Sunday, 16 January 2022

208. The Year Starts In The Wilderness.

 


  And so it’s 2022 and two weeks into the new year we are off. Given the general mayhem prevailing in general society and in English politics at the present it’s fitting to start the year at a place called The Wilderness in which the country’s prime minister may or may not find himself in the foreseeable future.

  Visited now many times and always with great pleasure it was a joy once again to wander off the main street in Warstone Lane down the little alleyway that leads to the Michelin plated restaurant as well as to the excellent 24 Carat Bistro which I have visited in the past.



Greeted like an old friend and made instantly comfortable I was rapidly immersed in choosing a cocktail from the restaurant’s unique drinks menu and deciding which of the various tasting menus I would opt for. The ordinary menu was very alike the pescatarian menu with four rather than five fish/seafood dishes and I thought that you can only have so much fish in one meal and so it was to be the meat-containing meal.
  How calm the kitchen is at The Wilderness despite the booming 1970s music. It’s all rather trance inducing - the cocktail, strong and relaxing, the pulsating music and the fabulous amuse gueules - it was worth paying for the longer tasting menu just to have the masterful and delicious wagyu beef tartare (Alex Claridge always delivers an excruciatingly tasty tartare). The ecstasy of the tartare was complemented by an equally fabulous mini-crab doughnut and an extremely successful tiny tartlet with celeriac as its headline ingredient.

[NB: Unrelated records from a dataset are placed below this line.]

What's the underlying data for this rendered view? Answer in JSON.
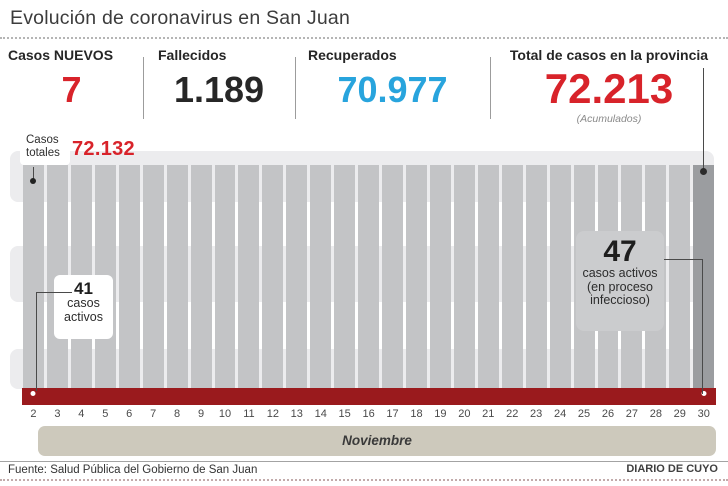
{
  "title": "Evolución de coronavirus en San Juan",
  "stats": [
    {
      "label": "Casos NUEVOS",
      "value": "7",
      "color": "#d8232a"
    },
    {
      "label": "Fallecidos",
      "value": "1.189",
      "color": "#272727"
    },
    {
      "label": "Recuperados",
      "value": "70.977",
      "color": "#28a4dd"
    },
    {
      "label": "Total de casos en la provincia",
      "value": "72.213",
      "sublabel": "(Acumulados)",
      "color": "#d8232a"
    }
  ],
  "chart": {
    "left_total_label_line1": "Casos",
    "left_total_label_line2": "totales",
    "left_total_value": "72.132",
    "annotation_41_value": "41",
    "annotation_41_line1": "casos",
    "annotation_41_line2": "activos",
    "annotation_47_value": "47",
    "annotation_47_line1": "casos activos",
    "annotation_47_line2": "(en proceso",
    "annotation_47_line3": "infeccioso)",
    "month": "Noviembre"
  },
  "footer": {
    "source": "Fuente: Salud Pública del Gobierno de San Juan",
    "credit": "DIARIO DE CUYO"
  },
  "colors": {
    "accent_red": "#d8232a",
    "accent_blue": "#28a4dd",
    "bar_gray": "#c3c4c6",
    "bar_gray_dark_last": "#9b9da0",
    "bar_active_red": "#9a1a1d",
    "stripe_gray": "#ececee",
    "month_bar_tan": "#cdc9bc"
  },
  "chart_data": {
    "type": "bar",
    "title": "Evolución de coronavirus en San Juan",
    "xlabel": "Noviembre (día del mes)",
    "categories": [
      "2",
      "3",
      "4",
      "5",
      "6",
      "7",
      "8",
      "9",
      "10",
      "11",
      "12",
      "13",
      "14",
      "15",
      "16",
      "17",
      "18",
      "19",
      "20",
      "21",
      "22",
      "23",
      "24",
      "25",
      "26",
      "27",
      "28",
      "29",
      "30"
    ],
    "grid": "horizontal light-gray rounded bands behind bars",
    "legend_position": "on-chart annotations with connector lines and dots",
    "series": [
      {
        "name": "Casos totales",
        "render": "full-height gray columns, uniform height (not to scale); last day darker gray",
        "labeled_points": [
          {
            "day": "2",
            "value": 72132,
            "label": "Casos totales 72.132"
          },
          {
            "day": "30",
            "value": 72213,
            "label": "Total de casos en la provincia 72.213 (Acumulados)"
          }
        ]
      },
      {
        "name": "Casos activos",
        "render": "short dark-red columns at the base of each day, roughly equal height",
        "labeled_points": [
          {
            "day": "2",
            "value": 41,
            "label": "41 casos activos"
          },
          {
            "day": "30",
            "value": 47,
            "label": "47 casos activos (en proceso infeccioso)"
          }
        ]
      }
    ]
  }
}
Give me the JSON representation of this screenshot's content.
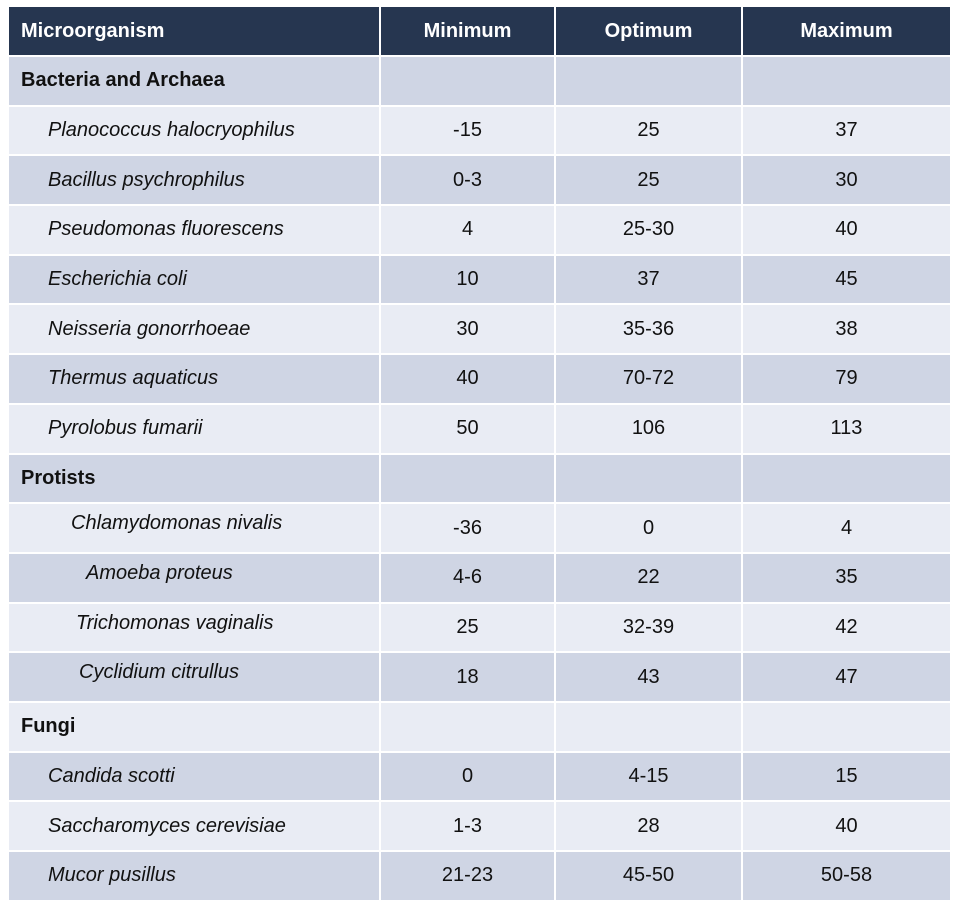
{
  "headers": [
    "Microorganism",
    "Minimum",
    "Optimum",
    "Maximum"
  ],
  "groups": [
    {
      "label": "Bacteria and Archaea",
      "rows": [
        {
          "name": "Planococcus halocryophilus",
          "min": "-15",
          "opt": "25",
          "max": "37"
        },
        {
          "name": "Bacillus psychrophilus",
          "min": "0-3",
          "opt": "25",
          "max": "30"
        },
        {
          "name": "Pseudomonas fluorescens",
          "min": "4",
          "opt": "25-30",
          "max": "40"
        },
        {
          "name": "Escherichia coli",
          "min": "10",
          "opt": "37",
          "max": "45"
        },
        {
          "name": "Neisseria gonorrhoeae",
          "min": "30",
          "opt": "35-36",
          "max": "38"
        },
        {
          "name": "Thermus aquaticus",
          "min": "40",
          "opt": "70-72",
          "max": "79"
        },
        {
          "name": "Pyrolobus fumarii",
          "min": "50",
          "opt": "106",
          "max": "113"
        }
      ]
    },
    {
      "label": "Protists",
      "rows": [
        {
          "name": "Chlamydomonas nivalis",
          "min": "-36",
          "opt": "0",
          "max": "4"
        },
        {
          "name": "Amoeba proteus",
          "min": "4-6",
          "opt": "22",
          "max": "35"
        },
        {
          "name": "Trichomonas vaginalis",
          "min": "25",
          "opt": "32-39",
          "max": "42"
        },
        {
          "name": "Cyclidium citrullus",
          "min": "18",
          "opt": "43",
          "max": "47"
        }
      ]
    },
    {
      "label": "Fungi",
      "rows": [
        {
          "name": "Candida scotti",
          "min": "0",
          "opt": "4-15",
          "max": "15"
        },
        {
          "name": "Saccharomyces cerevisiae",
          "min": "1-3",
          "opt": "28",
          "max": "40"
        },
        {
          "name": "Mucor pusillus",
          "min": "21-23",
          "opt": "45-50",
          "max": "50-58"
        }
      ]
    }
  ],
  "colors": {
    "header_bg": "#263650",
    "row_light": "#e9ecf4",
    "row_dark": "#cfd5e4"
  }
}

  Crab, richly flavoured, was the star of the starter. It sat on a tiny bed of mashed Yukon gold potato. The potato was far less thrilling than the crab and perhaps a little slice of bread and butter might have made a happier and pleasurably old-fashioned accompaniment to that very fine helping of crustacean. Talking of bread and butter, how delightful it is for a change not to be randomly brought any in these early stages of the menu. It is nice to have a nibble while things are getting going but when instead you are served with the three amuses bouches to nibble on then who needs bread? Chefs, please, unless it is integral to the dish, forget the bread especially the trendy but increasingly tiresome varieties of sourdough. Of course there’s one bread I make an exception for - Glynn Purnell’s manna, his light and delicious pain de campagne. Is it the best bread you can find anywhere?

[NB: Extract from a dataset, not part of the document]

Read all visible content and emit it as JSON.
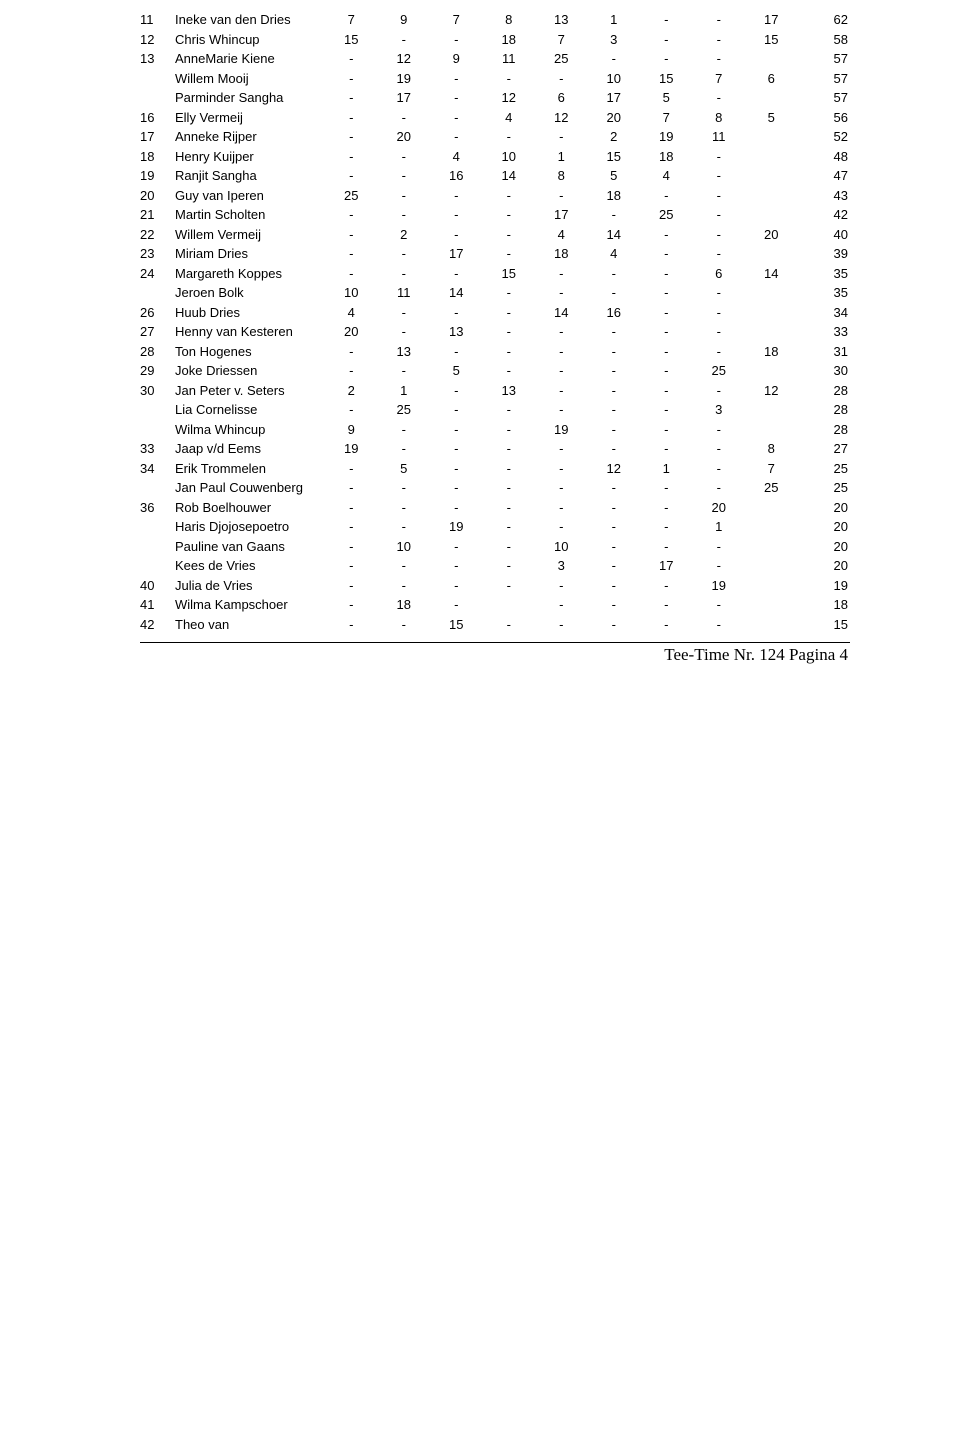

  Moving on, next to arrive was a nicely cooked piece of cod, the dish’s flavour enhanced by XO and tiny crispy morsels of iberico pork. A very fine dish



















 

 And then what usually annoys me, the now almost de rigeur and completely unnecessary vegetable centred course - carrot. Latterly chefs have almost made the carrot course a vital part of a menu. Let me suggest that it isn’t. But of all the carrot courses I’ve had in the Age of The Carrot Course I have to say this was probably the best I have been served and very worthwhile in its own right. And so pretty with so many textures - pickled carrot, little spherical jellies, raw carrot shaped like maple leaves, cooked carrot all topped very successfully by frozen goats cheese. When carrot courses are like this then I’m a fan of them. If the vegetable/carrot course is here to stay for the foreseeable future then it can only be worth bothering with when the work put into it matches The Carrot 2022.

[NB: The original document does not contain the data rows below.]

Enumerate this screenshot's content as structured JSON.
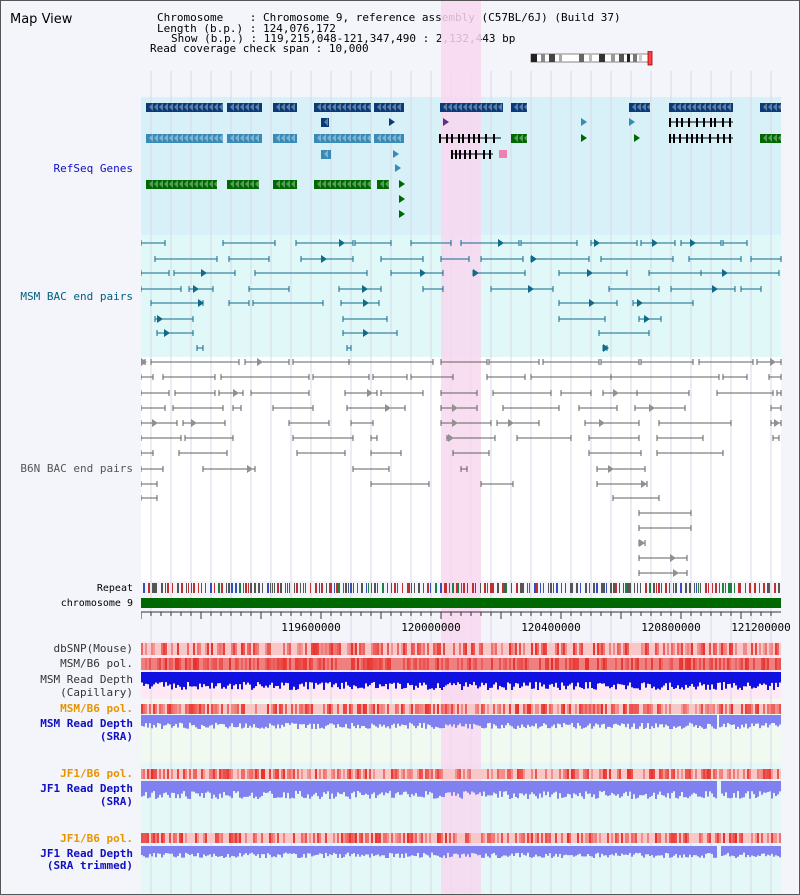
{
  "page_title": "Map View",
  "header": {
    "chromosome_label": "Chromosome",
    "chromosome_value": "Chromosome 9, reference assembly (C57BL/6J) (Build 37)",
    "length_label": "Length (b.p.)",
    "length_value": "124,076,172",
    "show_label": "Show (b.p.)",
    "show_value": "119,215,048-121,347,490 : 2,132,443 bp",
    "coverage_label": "Read coverage check span",
    "coverage_value": "10,000"
  },
  "tracks": {
    "refseq": "RefSeq Genes",
    "msm_bac": "MSM BAC end pairs",
    "b6n_bac": "B6N BAC end pairs",
    "repeat": "Repeat",
    "chromosome": "chromosome 9"
  },
  "ruler_ticks": [
    "119600000",
    "120000000",
    "120400000",
    "120800000",
    "121200000"
  ],
  "lower_tracks": [
    {
      "line1": "dbSNP(Mouse)",
      "line2": "",
      "color": "#333333"
    },
    {
      "line1": "MSM/B6 pol.",
      "line2": "",
      "color": "#333333"
    },
    {
      "line1": "MSM Read Depth",
      "line2": "(Capillary)",
      "color": "#333333"
    },
    {
      "line1": "MSM/B6 pol.",
      "line2": "",
      "color": "#e69500"
    },
    {
      "line1": "MSM Read Depth",
      "line2": "(SRA)",
      "color": "#1010c0"
    },
    {
      "line1": "JF1/B6 pol.",
      "line2": "",
      "color": "#e69500"
    },
    {
      "line1": "JF1 Read Depth",
      "line2": "(SRA)",
      "color": "#1010c0"
    },
    {
      "line1": "JF1/B6 pol.",
      "line2": "",
      "color": "#e69500"
    },
    {
      "line1": "JF1 Read Depth",
      "line2": "(SRA trimmed)",
      "color": "#1010c0"
    }
  ],
  "colors": {
    "refseq_label": "#1010c0",
    "msm_label": "#006080",
    "b6n_label": "#555555",
    "highlight": "#f8d8f0",
    "refseq_bg": "#d8f0f8",
    "msm_bg": "#e0f8f8",
    "gene_dark": "#0a3a78",
    "gene_mid": "#3a8ab8",
    "gene_green": "#006800",
    "chromosome_bar": "#006800",
    "snp_red": "#e8302a",
    "depth_blue": "#1010e0",
    "depth_light": "#8080f0"
  }
}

  Another vegetable hove into view in the next dish - this time the leek in various pleasing forms and adding to the pleasure of some well cooked monkfish and shiitake mushrooms. An irreproachable  dish.
  And then, finally, meat. Venison cooked very much as I like it though I can see some might have considered it to have been cooked a little longer than they would have wished. With it a delightful and delicious little faggot, a little bouquet of kale and pomme purée which was not wholly successful being a little white puddle of no great consequence and not enough of it to be able to appreciate its flavour.
Nevertheless, as a whole, it was a dish that gave me great pleasure.






  Then the immaculate conception of Ch-ch-changes, the banana flavoured not-a-banana. Banana-camouflaged white chocolate containing innards of such cleverness (and deliciousness) that you would swear from the texture that it was very ripe banana inside. A gem of a signature dish. Then, dessert-proper. I’d had it before but I was delighted to be served it again. Honey-flavoured ice cream with honeyed jellies and honeycomb, and honeycomb-shaped tuiles and little subtle bursts of lavender breaking through. Light and spectacularly pleasurable. And then a cup of excellent Brazilian coffee to sup as I gaze at the Hot lips and indulge myself in gradually devouring them.

  The Wilderness never stops moving forward. It’s an adventure there. It’s an exploration. It’s a very great pleasure. The cooking and preparation is meticulous and the service is spot-on. This restaurant deserves special recognition when the restaurant guide books are published this year. To ignore it again makes what they say about everywhere else meaningless.